Christians offer myrrh and flowers to the Saviour
Mary’s myrrh of great price symbolizes “a pure life, a soul and body purified from sins by fasting for forty days during Great Lent. So the expensive ointment we bring these days is our own spiritual life,” he said.
Patriarch Daniel pointed to the flowers usually carried together with palm or willow branches on Palm Sunday saying that “they represent the flowers of faith and the flowers of virtues gathered in the soul through more prayer, many prostrations, tears of repentance, intense listening to the divine services, frequent reading of holy texts, often partaking of Holy Communion, more alms-giving.”
“These are the flowers of Palm Sunday,” Patriarch Daniel said using a wordplay to reinforce the Romanian meaning of Florii (Palm Sunday), which is literally translated as Flowers’ Sunday.
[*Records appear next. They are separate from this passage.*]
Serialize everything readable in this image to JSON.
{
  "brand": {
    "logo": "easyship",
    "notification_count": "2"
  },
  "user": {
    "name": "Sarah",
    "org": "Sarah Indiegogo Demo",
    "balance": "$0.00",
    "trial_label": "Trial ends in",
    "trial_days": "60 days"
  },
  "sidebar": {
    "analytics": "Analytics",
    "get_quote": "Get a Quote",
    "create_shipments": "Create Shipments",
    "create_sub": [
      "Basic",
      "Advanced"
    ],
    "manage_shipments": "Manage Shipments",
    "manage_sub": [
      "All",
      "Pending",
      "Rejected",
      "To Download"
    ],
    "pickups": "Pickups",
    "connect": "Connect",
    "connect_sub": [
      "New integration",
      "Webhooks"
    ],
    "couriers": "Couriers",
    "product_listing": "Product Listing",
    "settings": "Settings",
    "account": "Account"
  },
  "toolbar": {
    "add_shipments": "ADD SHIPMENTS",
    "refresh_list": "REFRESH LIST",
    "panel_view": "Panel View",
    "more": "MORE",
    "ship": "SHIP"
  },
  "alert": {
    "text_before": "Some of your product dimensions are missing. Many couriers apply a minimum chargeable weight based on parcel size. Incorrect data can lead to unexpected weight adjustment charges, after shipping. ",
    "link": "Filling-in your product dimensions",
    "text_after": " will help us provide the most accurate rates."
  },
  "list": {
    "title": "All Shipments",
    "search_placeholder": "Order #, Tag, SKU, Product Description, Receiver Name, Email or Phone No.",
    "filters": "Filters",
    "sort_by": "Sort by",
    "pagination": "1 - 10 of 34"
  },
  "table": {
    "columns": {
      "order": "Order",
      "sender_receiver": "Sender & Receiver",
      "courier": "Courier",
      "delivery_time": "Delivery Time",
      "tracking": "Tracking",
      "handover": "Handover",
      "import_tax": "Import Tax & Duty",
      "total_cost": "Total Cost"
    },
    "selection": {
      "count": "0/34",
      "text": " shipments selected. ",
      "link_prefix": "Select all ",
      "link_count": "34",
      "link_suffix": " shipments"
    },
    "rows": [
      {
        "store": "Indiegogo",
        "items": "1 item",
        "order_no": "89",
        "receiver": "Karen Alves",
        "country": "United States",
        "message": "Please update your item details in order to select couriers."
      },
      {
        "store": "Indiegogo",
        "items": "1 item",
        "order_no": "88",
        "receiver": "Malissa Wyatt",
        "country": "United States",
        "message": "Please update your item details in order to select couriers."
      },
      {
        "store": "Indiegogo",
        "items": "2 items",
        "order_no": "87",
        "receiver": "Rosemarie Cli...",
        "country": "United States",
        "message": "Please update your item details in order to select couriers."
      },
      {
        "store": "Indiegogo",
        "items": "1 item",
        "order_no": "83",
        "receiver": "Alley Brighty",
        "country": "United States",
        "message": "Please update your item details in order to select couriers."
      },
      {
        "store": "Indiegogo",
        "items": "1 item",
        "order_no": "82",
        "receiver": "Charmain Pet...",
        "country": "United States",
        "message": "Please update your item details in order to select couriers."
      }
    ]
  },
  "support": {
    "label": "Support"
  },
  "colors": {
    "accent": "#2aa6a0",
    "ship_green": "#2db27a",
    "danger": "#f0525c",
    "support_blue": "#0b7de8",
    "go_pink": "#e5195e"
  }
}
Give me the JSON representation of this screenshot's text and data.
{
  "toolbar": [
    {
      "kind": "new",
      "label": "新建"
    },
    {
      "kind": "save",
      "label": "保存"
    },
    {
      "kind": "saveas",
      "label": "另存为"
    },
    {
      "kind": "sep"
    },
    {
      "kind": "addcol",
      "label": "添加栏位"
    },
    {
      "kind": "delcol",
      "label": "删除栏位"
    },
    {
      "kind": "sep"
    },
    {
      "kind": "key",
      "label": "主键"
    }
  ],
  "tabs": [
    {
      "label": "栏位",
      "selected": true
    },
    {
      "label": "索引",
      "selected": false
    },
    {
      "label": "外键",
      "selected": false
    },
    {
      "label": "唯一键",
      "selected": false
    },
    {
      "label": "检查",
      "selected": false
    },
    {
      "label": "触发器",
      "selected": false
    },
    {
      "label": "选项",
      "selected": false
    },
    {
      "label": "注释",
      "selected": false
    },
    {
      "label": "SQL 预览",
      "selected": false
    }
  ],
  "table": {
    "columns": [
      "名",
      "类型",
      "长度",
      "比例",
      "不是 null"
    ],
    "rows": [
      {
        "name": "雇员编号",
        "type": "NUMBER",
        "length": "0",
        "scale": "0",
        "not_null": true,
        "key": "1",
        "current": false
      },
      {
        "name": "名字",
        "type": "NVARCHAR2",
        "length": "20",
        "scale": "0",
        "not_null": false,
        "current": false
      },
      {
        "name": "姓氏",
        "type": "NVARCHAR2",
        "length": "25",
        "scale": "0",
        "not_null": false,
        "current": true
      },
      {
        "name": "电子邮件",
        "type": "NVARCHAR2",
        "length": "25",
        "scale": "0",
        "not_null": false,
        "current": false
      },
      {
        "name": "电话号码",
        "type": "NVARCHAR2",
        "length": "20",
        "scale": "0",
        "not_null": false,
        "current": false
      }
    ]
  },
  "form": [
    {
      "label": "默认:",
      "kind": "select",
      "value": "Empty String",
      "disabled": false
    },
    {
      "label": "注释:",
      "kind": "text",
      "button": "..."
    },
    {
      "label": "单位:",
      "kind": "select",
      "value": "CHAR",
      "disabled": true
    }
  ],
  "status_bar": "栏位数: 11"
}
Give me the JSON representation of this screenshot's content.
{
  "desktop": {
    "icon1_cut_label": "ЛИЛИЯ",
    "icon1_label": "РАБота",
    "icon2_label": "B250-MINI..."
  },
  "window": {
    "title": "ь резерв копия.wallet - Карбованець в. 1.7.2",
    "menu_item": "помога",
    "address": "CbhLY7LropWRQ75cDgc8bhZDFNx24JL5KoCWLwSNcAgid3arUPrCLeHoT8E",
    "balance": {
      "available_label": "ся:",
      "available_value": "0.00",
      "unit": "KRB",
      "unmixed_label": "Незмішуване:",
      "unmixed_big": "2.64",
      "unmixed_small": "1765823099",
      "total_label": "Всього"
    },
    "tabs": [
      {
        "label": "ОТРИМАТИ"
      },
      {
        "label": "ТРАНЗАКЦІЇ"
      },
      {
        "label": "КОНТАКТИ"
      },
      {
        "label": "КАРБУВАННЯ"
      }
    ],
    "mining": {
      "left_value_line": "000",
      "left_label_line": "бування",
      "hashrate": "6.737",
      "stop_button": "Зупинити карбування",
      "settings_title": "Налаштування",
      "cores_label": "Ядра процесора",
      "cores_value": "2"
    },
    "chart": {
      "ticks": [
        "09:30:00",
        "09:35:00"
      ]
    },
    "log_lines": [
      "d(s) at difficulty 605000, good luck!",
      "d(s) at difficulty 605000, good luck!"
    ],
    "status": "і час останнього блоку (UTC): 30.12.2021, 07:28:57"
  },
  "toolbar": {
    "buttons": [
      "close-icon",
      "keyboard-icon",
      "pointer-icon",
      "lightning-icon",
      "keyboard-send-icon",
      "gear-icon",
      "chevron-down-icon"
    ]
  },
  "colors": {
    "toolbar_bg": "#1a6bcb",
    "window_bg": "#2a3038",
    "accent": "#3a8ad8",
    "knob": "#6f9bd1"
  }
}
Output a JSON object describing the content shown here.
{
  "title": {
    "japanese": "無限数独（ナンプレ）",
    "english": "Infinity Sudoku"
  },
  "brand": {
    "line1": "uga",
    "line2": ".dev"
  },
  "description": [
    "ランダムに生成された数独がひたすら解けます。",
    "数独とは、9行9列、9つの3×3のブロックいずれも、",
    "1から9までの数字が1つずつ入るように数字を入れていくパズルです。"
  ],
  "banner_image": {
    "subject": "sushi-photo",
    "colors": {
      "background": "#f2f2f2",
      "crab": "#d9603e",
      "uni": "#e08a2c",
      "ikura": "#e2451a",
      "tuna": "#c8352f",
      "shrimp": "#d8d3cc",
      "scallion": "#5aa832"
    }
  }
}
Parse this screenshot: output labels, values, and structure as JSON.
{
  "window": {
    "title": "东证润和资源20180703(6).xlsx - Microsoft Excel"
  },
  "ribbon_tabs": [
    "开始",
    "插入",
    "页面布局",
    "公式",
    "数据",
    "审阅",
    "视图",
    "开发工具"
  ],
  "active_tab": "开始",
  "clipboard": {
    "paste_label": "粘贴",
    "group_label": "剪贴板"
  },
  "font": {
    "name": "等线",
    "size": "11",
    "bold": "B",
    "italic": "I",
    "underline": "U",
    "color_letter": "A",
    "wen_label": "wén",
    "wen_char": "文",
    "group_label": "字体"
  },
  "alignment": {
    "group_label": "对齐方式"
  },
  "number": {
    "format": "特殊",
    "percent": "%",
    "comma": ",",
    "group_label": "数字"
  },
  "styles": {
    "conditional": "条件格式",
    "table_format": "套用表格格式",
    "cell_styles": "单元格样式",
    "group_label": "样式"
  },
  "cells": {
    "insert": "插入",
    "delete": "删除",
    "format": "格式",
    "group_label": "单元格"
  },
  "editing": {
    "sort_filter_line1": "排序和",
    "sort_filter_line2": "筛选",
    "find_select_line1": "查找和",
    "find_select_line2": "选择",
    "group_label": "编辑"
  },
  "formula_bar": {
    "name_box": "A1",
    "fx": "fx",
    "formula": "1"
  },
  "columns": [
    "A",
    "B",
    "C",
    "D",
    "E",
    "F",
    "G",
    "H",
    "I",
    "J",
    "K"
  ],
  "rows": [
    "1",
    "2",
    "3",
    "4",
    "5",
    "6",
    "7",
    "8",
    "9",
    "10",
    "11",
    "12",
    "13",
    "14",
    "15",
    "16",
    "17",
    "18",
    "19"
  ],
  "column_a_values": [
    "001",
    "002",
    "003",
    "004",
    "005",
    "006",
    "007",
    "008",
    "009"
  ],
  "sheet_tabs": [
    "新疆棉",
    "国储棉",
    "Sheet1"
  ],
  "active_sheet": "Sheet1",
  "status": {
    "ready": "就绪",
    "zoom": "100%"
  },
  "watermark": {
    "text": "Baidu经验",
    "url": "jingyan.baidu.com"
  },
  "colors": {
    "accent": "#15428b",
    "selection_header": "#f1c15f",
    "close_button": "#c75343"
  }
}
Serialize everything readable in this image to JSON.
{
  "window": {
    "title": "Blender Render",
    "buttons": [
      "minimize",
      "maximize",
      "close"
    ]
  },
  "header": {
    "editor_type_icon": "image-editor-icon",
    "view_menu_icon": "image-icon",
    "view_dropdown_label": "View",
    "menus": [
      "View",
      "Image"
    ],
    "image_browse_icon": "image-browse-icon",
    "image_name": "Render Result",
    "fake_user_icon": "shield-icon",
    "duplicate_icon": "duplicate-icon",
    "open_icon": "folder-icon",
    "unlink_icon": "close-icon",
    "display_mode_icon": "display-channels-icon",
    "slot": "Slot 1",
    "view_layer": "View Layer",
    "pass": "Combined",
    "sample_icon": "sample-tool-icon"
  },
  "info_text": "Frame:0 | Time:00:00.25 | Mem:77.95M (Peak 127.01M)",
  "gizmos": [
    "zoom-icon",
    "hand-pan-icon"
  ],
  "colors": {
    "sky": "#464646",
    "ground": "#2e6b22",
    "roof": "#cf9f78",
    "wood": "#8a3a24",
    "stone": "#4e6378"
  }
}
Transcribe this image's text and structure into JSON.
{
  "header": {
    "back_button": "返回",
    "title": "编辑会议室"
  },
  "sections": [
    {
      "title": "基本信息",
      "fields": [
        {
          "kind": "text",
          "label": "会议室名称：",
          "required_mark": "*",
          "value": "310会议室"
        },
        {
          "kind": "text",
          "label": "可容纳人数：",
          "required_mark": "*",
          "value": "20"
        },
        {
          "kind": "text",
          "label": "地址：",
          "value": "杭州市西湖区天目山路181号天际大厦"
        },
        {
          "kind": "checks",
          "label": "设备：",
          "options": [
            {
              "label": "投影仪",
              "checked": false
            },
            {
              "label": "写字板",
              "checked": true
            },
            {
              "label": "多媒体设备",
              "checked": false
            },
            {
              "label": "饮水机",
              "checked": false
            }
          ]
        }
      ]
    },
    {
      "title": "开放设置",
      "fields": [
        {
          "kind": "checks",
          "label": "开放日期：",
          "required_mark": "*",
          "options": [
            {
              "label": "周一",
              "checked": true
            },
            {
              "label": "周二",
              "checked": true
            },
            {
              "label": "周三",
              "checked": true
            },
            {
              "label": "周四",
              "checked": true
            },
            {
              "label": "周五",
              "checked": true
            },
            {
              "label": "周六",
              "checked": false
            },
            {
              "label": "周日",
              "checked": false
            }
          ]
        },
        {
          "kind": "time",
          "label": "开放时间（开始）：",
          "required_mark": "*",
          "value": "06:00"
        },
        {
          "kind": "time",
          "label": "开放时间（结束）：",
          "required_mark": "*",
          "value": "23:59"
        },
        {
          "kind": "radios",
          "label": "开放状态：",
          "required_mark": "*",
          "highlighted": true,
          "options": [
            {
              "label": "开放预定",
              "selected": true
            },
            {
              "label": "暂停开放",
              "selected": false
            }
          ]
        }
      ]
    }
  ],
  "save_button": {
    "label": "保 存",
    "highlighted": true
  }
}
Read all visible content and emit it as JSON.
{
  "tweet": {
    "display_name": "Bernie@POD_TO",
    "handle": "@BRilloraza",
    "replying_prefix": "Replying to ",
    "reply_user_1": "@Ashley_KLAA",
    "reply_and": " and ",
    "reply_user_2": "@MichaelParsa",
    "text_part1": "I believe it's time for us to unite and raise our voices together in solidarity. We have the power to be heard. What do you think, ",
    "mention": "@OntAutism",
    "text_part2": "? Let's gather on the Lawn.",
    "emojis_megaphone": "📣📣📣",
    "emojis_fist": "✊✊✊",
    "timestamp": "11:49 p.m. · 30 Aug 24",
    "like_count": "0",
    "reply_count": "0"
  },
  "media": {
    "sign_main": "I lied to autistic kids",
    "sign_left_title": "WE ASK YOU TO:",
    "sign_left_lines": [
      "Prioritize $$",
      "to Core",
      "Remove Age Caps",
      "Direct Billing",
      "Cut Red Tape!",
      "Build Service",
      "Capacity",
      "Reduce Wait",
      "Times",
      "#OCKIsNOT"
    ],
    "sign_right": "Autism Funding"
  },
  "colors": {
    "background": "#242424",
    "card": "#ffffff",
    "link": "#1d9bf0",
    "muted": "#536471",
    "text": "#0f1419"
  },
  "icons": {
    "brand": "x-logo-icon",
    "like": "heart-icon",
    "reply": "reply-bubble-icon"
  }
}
“The branches that we are carrying in our hands symbolize the commemoration of the Entrance of our Lord into Jerusalem, as well as the expression of the joy that Christ the Lord does not enter only into Jerusalem, but also into our soul, which becomes a spiritual Jerusalem,” the Patriarch of Romania said quoting a passage from the Akathist of the feast.
“Like the innocent children we cry out to Thee: Hosanna!, we sing: God is the Lord and He revealed Himself to us; we prepare to Thee a spiritual feast with lights and tree branches, because You entered into the inner temple of our souls.”
At the end of his homily at the Patriarchal Cathedral in Bucharest, Patriarch Daniel congratulated all those celebrating their name’s day on Palm Sunday and listed common names used by Romanians inspired by flower names.